Danmark som informationssamfund. Muligheder og barrierer for politik og demokrati
(Denmark as Information Society. Opportunities and Barriers to Politics and Democracy)

By Jens Hoff (ed.), University of Copenhagen was published in April 2004

349 p., DKK 298.00
Order at Aarhus University Press: www.unipress.dk or +45 8942 5370
 

In the 1990s, Denmark took a major step into the information society where creation, processing and transmission of knowledge have become the most important source of productivity and power. Despite the global technological progress and economic, political, cultural etc. globalization, there is still room for national and local policies in information and communications technology and for local practices and experiments. This “micro policy” can offer new knowledge and new solutions, which may be important and necessary for the direction we want the development to take.

The analysis first focuses on the global, international and national development as well as on regulation of the new information and communication media. It then moves on to the new resources and opportunities and how they are exploited by different political actors like political parties, MPs, bureaucrats, local politicians and civic groups.
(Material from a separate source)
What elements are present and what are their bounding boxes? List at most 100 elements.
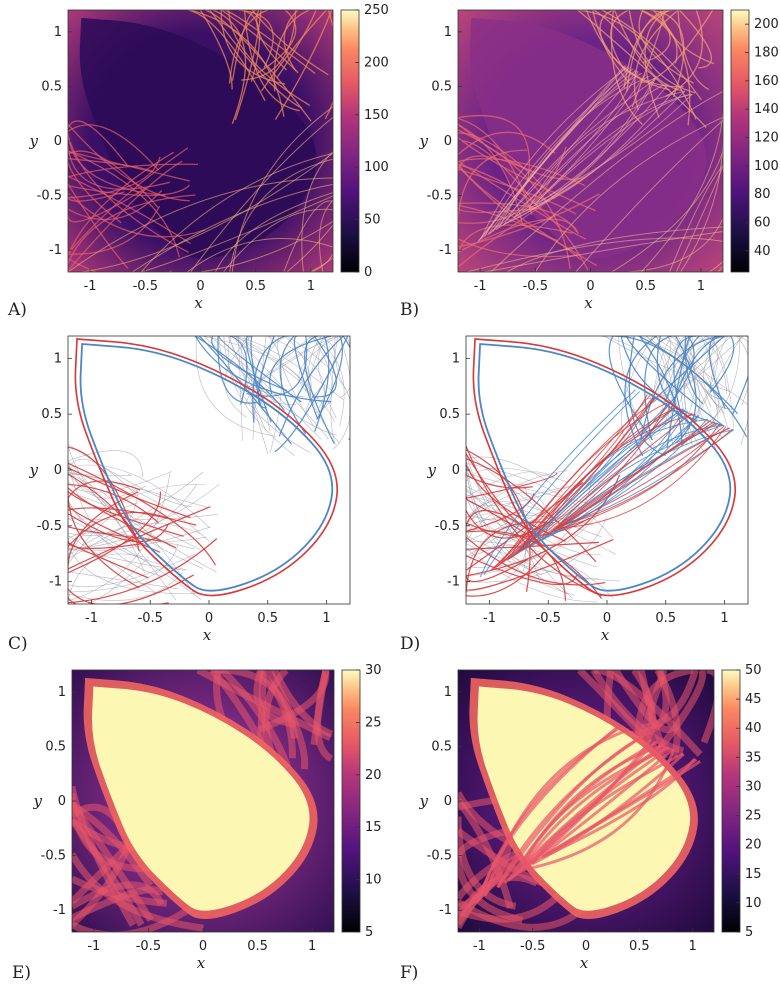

Globalization, which is in large part driven by the progress in information technology, causes significant changes in power, politics and democracy. These changes are double-edged. Power is disseminated through the formation of new political decision making arenas, but at the same time it is concentrated in the form of new political authorities like Microsoft, who attempts to control certain areas of the global information society. Politics becomes global in order to be effective in relation to the new political authorities and problem areas, but it also appears that it becomes more and more necessary for it to find its justification in personal ethnics. Many of the new political authorities are not democratic, but the information and communications technology helps form new public spheres and communities that can affect and change them.